'An excellent dinner was provided: roast fowl with taro, a nutritious root somewhat like potato, rice and jam, bananas and delicious fruit, bread and Scotch cheese, with glasses of cocoa-nut milk.

'Afterwards he showed us the arrangements for boarding young men and women—twelve of the former, and fourteen of the latter. Nothing could well exceed the cleanliness and order of their houses, sleeping rooms, and cooking rooms. The houses, wattled and plastered, had floors covered with native mats, beds laid upon a raised platform running round the inner room, mats and blankets for covering, and bamboo cane for a pillow. The boys were, some writing, some making twine, some summing, when we went in; the girls just putting on their bonnets, of their own manufacture, for school.

'They learn all household work—cooking, hemming, sewing, &c.; the boys tend the poultry, cows, cultivate taro, make arrowroot, &c. All of them could read fluently, and all looked happy, clean, and healthy. The girls wear their native petticoats of cocoa-nut leaves, with a calico body.
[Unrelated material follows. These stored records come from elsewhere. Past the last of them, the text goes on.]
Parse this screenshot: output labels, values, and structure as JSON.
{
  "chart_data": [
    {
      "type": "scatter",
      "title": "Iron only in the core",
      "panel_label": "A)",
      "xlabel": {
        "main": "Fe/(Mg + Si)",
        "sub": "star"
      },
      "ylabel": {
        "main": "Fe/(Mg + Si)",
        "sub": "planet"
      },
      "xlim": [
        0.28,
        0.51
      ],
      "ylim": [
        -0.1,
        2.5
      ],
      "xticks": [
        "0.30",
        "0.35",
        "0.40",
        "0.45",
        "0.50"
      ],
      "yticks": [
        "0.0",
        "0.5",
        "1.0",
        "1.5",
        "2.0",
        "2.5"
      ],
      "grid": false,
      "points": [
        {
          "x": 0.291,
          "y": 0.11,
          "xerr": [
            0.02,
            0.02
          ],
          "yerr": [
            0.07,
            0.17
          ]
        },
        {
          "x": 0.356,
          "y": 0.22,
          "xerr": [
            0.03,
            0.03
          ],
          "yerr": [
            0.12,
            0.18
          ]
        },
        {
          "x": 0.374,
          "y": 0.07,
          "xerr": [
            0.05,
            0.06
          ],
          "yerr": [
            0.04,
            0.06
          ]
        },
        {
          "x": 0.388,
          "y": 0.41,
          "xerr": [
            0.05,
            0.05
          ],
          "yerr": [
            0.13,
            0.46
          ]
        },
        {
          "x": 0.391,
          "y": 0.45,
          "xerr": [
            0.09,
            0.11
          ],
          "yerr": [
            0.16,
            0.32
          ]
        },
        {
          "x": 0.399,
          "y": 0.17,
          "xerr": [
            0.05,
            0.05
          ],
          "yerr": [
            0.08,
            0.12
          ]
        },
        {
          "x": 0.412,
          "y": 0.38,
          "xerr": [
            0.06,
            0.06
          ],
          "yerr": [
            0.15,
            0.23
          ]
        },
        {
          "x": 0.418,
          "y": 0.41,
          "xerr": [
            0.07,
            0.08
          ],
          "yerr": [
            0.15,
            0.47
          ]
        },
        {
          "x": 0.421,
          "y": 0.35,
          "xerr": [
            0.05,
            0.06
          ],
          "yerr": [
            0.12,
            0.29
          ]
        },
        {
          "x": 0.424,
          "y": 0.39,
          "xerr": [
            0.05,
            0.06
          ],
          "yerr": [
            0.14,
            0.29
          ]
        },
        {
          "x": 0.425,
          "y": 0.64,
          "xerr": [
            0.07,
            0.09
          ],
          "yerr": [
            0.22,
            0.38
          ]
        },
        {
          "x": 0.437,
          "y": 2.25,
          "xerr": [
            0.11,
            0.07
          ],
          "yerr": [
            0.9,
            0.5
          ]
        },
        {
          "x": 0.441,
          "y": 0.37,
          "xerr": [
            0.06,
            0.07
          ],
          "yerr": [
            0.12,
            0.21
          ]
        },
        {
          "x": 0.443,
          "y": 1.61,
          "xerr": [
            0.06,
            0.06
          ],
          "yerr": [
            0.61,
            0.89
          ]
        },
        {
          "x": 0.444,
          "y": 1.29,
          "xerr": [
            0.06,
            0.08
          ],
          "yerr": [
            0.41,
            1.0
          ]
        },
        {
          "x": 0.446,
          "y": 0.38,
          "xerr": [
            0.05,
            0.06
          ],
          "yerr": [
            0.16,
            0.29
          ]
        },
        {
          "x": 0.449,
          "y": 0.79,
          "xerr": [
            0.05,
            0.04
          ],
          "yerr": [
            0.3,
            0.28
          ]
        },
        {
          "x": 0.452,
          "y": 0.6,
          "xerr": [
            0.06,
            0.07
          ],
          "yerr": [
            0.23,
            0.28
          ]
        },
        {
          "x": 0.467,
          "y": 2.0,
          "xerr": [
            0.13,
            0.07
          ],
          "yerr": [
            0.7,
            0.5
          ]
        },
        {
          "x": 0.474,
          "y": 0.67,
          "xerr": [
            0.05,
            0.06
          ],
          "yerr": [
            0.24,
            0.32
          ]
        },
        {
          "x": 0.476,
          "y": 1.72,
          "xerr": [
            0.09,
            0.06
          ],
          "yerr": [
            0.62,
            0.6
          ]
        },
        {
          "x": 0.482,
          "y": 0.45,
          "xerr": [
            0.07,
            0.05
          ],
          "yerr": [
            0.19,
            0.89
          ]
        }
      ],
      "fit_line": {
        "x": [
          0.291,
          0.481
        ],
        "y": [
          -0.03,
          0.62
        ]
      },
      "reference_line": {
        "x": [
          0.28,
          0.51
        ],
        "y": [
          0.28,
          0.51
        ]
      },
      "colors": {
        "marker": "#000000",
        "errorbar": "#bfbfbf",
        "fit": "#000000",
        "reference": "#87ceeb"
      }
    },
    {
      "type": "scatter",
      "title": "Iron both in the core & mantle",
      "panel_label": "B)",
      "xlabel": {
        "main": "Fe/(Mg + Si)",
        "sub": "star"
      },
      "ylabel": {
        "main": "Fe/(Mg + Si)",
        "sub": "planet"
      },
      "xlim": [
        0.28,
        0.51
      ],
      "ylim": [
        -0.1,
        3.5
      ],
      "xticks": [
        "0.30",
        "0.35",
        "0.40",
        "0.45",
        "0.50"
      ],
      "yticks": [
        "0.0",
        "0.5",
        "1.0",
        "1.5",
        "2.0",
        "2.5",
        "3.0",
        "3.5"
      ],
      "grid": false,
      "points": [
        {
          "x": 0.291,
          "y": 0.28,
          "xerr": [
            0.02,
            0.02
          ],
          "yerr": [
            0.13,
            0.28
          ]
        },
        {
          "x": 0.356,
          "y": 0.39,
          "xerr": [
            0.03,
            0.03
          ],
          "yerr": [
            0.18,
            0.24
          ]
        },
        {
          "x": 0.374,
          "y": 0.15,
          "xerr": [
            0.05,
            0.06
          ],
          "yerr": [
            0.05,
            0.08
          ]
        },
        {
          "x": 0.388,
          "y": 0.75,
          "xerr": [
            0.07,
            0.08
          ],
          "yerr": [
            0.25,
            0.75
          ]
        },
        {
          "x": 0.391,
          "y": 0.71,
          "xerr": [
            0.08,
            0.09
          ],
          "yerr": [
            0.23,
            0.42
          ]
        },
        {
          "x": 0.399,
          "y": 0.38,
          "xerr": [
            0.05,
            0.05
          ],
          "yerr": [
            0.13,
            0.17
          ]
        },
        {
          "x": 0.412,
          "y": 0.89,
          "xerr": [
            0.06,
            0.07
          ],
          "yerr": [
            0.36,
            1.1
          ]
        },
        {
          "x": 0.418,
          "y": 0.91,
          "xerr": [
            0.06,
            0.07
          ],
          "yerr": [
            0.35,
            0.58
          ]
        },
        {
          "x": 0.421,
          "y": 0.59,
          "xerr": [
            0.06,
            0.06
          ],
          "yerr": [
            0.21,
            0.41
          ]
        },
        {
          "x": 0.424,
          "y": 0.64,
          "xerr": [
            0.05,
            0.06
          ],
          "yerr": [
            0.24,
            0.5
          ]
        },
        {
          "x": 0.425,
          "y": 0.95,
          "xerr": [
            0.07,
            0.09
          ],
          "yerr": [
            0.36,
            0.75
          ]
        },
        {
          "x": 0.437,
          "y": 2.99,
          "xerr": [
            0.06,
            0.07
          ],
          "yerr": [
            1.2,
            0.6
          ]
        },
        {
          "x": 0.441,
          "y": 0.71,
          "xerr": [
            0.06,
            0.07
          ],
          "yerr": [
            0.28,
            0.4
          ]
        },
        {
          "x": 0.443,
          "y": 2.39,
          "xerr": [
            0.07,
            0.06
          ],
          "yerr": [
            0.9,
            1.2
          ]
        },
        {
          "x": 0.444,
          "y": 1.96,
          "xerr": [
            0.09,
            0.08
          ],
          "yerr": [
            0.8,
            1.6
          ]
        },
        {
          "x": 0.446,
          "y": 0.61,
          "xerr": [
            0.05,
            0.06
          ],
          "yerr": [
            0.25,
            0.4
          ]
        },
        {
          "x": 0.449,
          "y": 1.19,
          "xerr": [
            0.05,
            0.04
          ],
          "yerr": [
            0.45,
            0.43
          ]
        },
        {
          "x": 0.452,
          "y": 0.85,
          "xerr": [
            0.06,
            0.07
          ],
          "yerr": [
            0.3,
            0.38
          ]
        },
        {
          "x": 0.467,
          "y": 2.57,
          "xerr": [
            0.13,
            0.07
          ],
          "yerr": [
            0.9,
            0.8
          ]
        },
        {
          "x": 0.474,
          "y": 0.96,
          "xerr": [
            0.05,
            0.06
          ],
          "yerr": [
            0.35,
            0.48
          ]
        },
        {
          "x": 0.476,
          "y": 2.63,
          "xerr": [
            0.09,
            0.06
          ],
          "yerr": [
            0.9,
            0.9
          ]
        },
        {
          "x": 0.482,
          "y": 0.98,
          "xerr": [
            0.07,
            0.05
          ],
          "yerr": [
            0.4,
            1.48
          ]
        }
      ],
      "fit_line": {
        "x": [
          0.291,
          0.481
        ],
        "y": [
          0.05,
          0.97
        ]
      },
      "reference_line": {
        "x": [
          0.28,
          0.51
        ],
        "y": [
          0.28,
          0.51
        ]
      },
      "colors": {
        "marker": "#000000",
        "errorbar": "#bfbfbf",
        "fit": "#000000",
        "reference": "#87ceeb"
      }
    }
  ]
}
Boys wear trousers, and some had shirts, some waistcoats, and a few jackets.

'We walked about a small wood adjoining the house, through which a small fresh-water stream runs. In the wood we saw specimens of the various trees and shrubs, and flowers of the island, including those already noticed in Mr. Inglis's garden, and the breadfruit tree and sugar-cane, and a beautiful bright flower of scarlet colour, a convolvulus, larger than any I had ever seen elsewhere; also a tree bearing a very beautiful yellow flower.

'We then returned to the house, and shortly afterwards went to the church, which is at present used also as the school-house, though the uprights of a larger school-house are already fixed in the ground.

'Men, women, and children to the number of ninety-four had assembled in a large oblong building, wattled and plastered, with open windows on all sides; mats arranged on the floor, and a raised platform or bench running round the building for persons who prefer to sit after the English, instead of the native fashion,

'All that were called upon to read did so fluently; the singing was harsh and nasal enough, but in very good time; their counting very good, and their writing on slates quite equal to the average performance, I am satisfied, of a good English parish school. They listened attentively when Mr. Inglis spoke to them, and when at his request I said a few words, which he translated. The most perfect order and quiet prevailed all the time we were in the school. At the end of the lessons they came forward, and each one shook hands with Leonard Harper and myself, smiling and laughing with their quick intelligent eyes, and apparently pleased to see strangers among them.

'By this time it was dusk, and we went back to the Mission House, and spent a pleasant evening, asking and answering questions about Anaiteum and the world beyond it, until 8 P.M., when the boarders came to prayers, with two or three persons who live about the place. They read the third chapter of St. Matthew's Gospel in turns, verse by verse, and then a prayer from Mr. Inglis followed. At 8.30 we had private family prayers, and at 9 went to bed.

'July 16.—We got up at four, and were soon ready for our walk to the south side of the Island; Mr. Inglis came with us, and ten or twelve natives. For the first half-mile we walked along the beach among cocoa-nut trees, bananas and sugar-canes, the sun, not yet above the horizon, tingeing the light clouds with faint pink and purple lines, the freshness of the early dawn, and the soft breeze playing about us, gladdening at once our eyes and our hearts. Soon we struck off to the south, and passing through taro plantations, began to ascend the slopes of the island. As we walked along we heard the sound of the logs beaten together, summoning the people to attend the various schools planted in every locality, under the management of native teachers, and we had a good opportunity of observing the careful system of irrigation adopted by the natives for the cultivation of the taro plant. Following the course of a small mountain stream, we observed the labour with which the water was brought down from it upon causeways of earth, carried in baskets from very considerable distances; occasionally the water-course is led round the head of various small ravines; at other times the trunk of a tree is hollowed out and converted into an aqueduct; but no pains have been wanting to make provision for the growth of the staple food of the island.'

From this scene of hope and encouragement the 'Southern Cross' sailed on the sixteenth, and passing Erromango, came in sight of Fate, also called Sandwich, a wooded island beautiful beyond description, but with a bad character for cannibalism, and where the Samoan teachers had been murdered. So the approach was cautious, and the vessel kept a mile from the shore, and was soon surrounded with canoes, one of them containing a native who had been instructed in Samoa, and was now acting as teacher.